As of the census of 2000, there were 404 people, 168 households, and 119 families residing in the town. The population density was 223.7 PD/sqmi. There were 173 housing units at an average density of 95.8 /sqmi. The racial makeup of the town was 97.77% White, 1.73% African American, and 0.50% from two or more races. Hispanic or Latino of any race were 2.72% of the population.

There were 168 households, out of which 39.9% had children under the age of 18 living with them, 48.8% were married couples living together, 17.9% had a female householder with no husband present, and 28.6% were non-families. 27.4% of all households were made up of individuals, and 14.9% had someone living alone who was 65 years of age or older. The average household size was 2.40 and the average family size was 2.92.

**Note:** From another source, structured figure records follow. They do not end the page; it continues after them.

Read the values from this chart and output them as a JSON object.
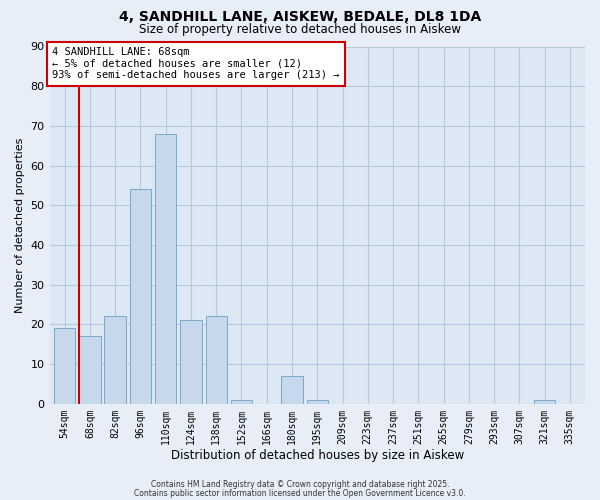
{
  "title": "4, SANDHILL LANE, AISKEW, BEDALE, DL8 1DA",
  "subtitle": "Size of property relative to detached houses in Aiskew",
  "xlabel": "Distribution of detached houses by size in Aiskew",
  "ylabel": "Number of detached properties",
  "bar_color": "#c8d8ec",
  "bar_edge_color": "#7aaac8",
  "highlight_color": "#cc0000",
  "categories": [
    "54sqm",
    "68sqm",
    "82sqm",
    "96sqm",
    "110sqm",
    "124sqm",
    "138sqm",
    "152sqm",
    "166sqm",
    "180sqm",
    "195sqm",
    "209sqm",
    "223sqm",
    "237sqm",
    "251sqm",
    "265sqm",
    "279sqm",
    "293sqm",
    "307sqm",
    "321sqm",
    "335sqm"
  ],
  "values": [
    19,
    17,
    22,
    54,
    68,
    21,
    22,
    1,
    0,
    7,
    1,
    0,
    0,
    0,
    0,
    0,
    0,
    0,
    0,
    1,
    0
  ],
  "highlight_bar_index": 1,
  "ylim": [
    0,
    90
  ],
  "yticks": [
    0,
    10,
    20,
    30,
    40,
    50,
    60,
    70,
    80,
    90
  ],
  "annotation_title": "4 SANDHILL LANE: 68sqm",
  "annotation_line1": "← 5% of detached houses are smaller (12)",
  "annotation_line2": "93% of semi-detached houses are larger (213) →",
  "footer_line1": "Contains HM Land Registry data © Crown copyright and database right 2025.",
  "footer_line2": "Contains public sector information licensed under the Open Government Licence v3.0.",
  "bg_color": "#e8eef8",
  "plot_bg_color": "#dce8f4",
  "grid_color": "#b8c8dc"
}
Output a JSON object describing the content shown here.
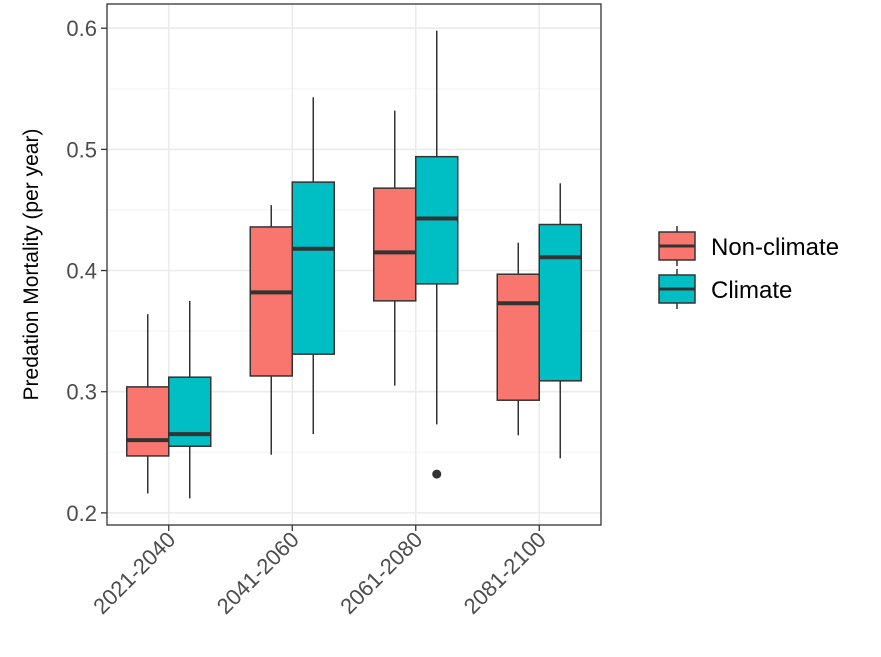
{
  "chart_data": {
    "type": "box",
    "title": "",
    "xlabel": "",
    "ylabel": "Predation Mortality (per year)",
    "ylim": [
      0.19,
      0.62
    ],
    "yticks": [
      0.2,
      0.3,
      0.4,
      0.5,
      0.6
    ],
    "ytick_labels": [
      "0.2",
      "0.3",
      "0.4",
      "0.5",
      "0.6"
    ],
    "categories": [
      "2021-2040",
      "2041-2060",
      "2061-2080",
      "2081-2100"
    ],
    "grid": true,
    "legend_position": "right",
    "series": [
      {
        "name": "Non-climate",
        "color": "#F8766D",
        "boxes": [
          {
            "min": 0.216,
            "q1": 0.247,
            "median": 0.26,
            "q3": 0.304,
            "max": 0.364,
            "outliers": []
          },
          {
            "min": 0.248,
            "q1": 0.313,
            "median": 0.382,
            "q3": 0.436,
            "max": 0.454,
            "outliers": []
          },
          {
            "min": 0.305,
            "q1": 0.375,
            "median": 0.415,
            "q3": 0.468,
            "max": 0.532,
            "outliers": []
          },
          {
            "min": 0.264,
            "q1": 0.293,
            "median": 0.373,
            "q3": 0.397,
            "max": 0.423,
            "outliers": []
          }
        ]
      },
      {
        "name": "Climate",
        "color": "#00BFC4",
        "boxes": [
          {
            "min": 0.212,
            "q1": 0.255,
            "median": 0.265,
            "q3": 0.312,
            "max": 0.375,
            "outliers": []
          },
          {
            "min": 0.265,
            "q1": 0.331,
            "median": 0.418,
            "q3": 0.473,
            "max": 0.543,
            "outliers": []
          },
          {
            "min": 0.273,
            "q1": 0.389,
            "median": 0.443,
            "q3": 0.494,
            "max": 0.598,
            "outliers": [
              0.232
            ]
          },
          {
            "min": 0.245,
            "q1": 0.309,
            "median": 0.411,
            "q3": 0.438,
            "max": 0.472,
            "outliers": []
          }
        ]
      }
    ]
  }
}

In the town, the population was spread out, with 28.5% under the age of 18, 8.9% from 18 to 24, 28.2% from 25 to 44, 22.8% from 45 to 64, and 11.6% who were 65 years of age or older. The median age was 33 years. For every 100 females, there were 89.7 males. For every 100 females age 18 and over, there were 79.5 males.

The median income for a household in the town was $21,471, and the median income for a family was $25,000. Males had a median income of $19,464 versus $20,446 for females. The per capita income for the town was $12,122. About 25.4% of families and 24.5% of the population were below the poverty line, including 30.8% of those under age 18 and 32.3% of those age 65 or over.

Historical population
| Census | Pop. | Note | %± |
| 1980 | 472 |  | — |
| 1990 | 438 |  | −7.2% |
| 2000 | 404 |  | −7.8% |
| 2010 | 480 |  | 18.8% |
| 2020 | 425 |  | −11.5% |
U.S. Decennial Census

==Education==
Jumpertown is served by the Prentiss County School District.